Old-Fashioned Apple Pie
There's no dessert more sure of itself than a homemade apple pie — a deep, golden double crust, a mound of spiced apples underneath, and steam curling out of the vents when you carry it to the table. Grandma made hers by feel, a handful of this and a shake of that, but underneath the ease were a few hard-won rules that separate a great pie from a wet, slumped one.
The big one is getting the water out of the apples before they go in. Toss the slices with sugar and spice, let them sit, and they'll weep out a surprising amount of juice — cook that juice down to a syrup, toss it back through, and you've concentrated the flavour instead of flooding the crust. The other rule nobody wants to hear: let it cool. A pie cut hot runs like soup; a pie rested three hours slices clean.
Do those two things, keep your pastry cold, and bake it on a hot tray down low — and you'll have the apple pie people ask you to bring every year.
Old-Fashioned Apple Pie
A flaky, buttery double crust over a spiced apple filling that stays juicy, not watery.
Ingredients
- For the pastry
- 315 g plain flour
- 230 g cold butter, cubed
- 1 tsp salt · 1 tbsp sugar · 6–8 tbsp ice water
- For the filling
- 1 kg baking apples, peeled & sliced
- 150 g sugar (part light brown)
- 2 tbsp flour + 1 tbsp cornflour
- 1 tsp cinnamon · ¼ tsp nutmeg · ¼ tsp salt
- 1 tbsp lemon juice · 15 g butter to dot
- 1 egg + sugar, to glaze
Method
- Pastry.
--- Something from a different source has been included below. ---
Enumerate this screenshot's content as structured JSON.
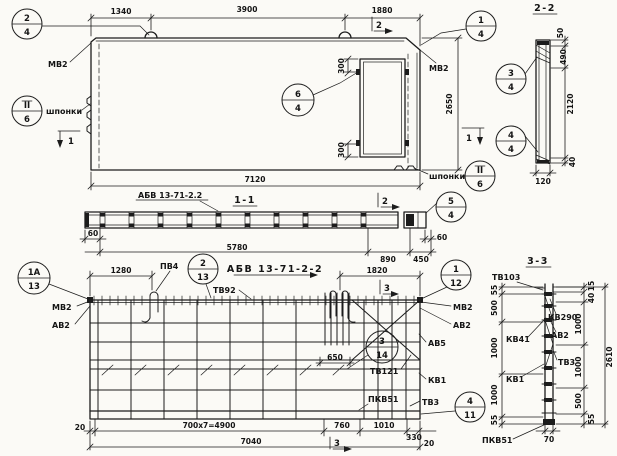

Rub the cold butter into the flour, salt and sugar to coarse crumbs with pea-sized butter still showing. Add ice water a spoon at a time until it just holds. Two discs, wrap, chill 1 hr.
- Macerate. Toss the sliced apples with sugar, lemon, cinnamon, nutmeg and salt; leave 20–30 min to draw out the juice.
- Thicken. Drain the juice, simmer to a syrup, toss back through the apples with the flour and cornflour.
- Fill. Line a 23 cm dish with one disc, pile in the apples, dot with butter. Lid or lattice with the second disc; trim, crimp, cut vents.
- Glaze & chill. Brush with egg, scatter sugar, chill 20 min while the oven heats to 200°C (fan 180°C / gas 6).
- Bake. On a hot tray, low shelf: 20 min at 200°C, then 35–40 min at 180°C, until deep golden and bubbling. Foil the edges if needed.
- Cool. At least 3 hours before slicing so the filling sets. Serve just warm with cream, custard or ice cream.
A mix of apples beats one kind — some tart to hold their shape and bite, some sweet for softness. Two-thirds tart to one-third sweet is the old ratio.
Tips for a perfect pie
Get the water out
Macerate and drain the apples, then reduce that juice to a syrup and stir it back in. Flavour up, sogginess gone.
Bake it low and hot
A preheated tray on the bottom shelf sets the base crust before it can go soggy.
Let it rest
Three hours' cooling lets the filling set so slices hold. Warm gently before serving if you like.
Questions, answered
What are the best apples to use?
Firm, tart apples that hold their shape — Bramley (cooked down a little), Granny Smith, Honeycrisp, Braeburn, Golden Delicious. A mix of tart and sweet, roughly two-thirds to one-third, gives the best flavour and texture.
How do I stop it being watery?
Macerate and drain the apples, reduce the juice to a syrup and add it back, thicken with a little flour and cornflour — and cool the baked pie at least 3 hours before cutting.
How do I avoid a soggy bottom?
Bake on a preheated tray on the lower shelf and start hot at 200°C for 20 minutes. Keeping the pastry cold right up to the oven helps too.
Can I make it ahead or freeze it?
Bake a day ahead and re-crisp at 160°C for 15 minutes, or freeze it unbaked and bake from frozen with an extra 15–20 minutes.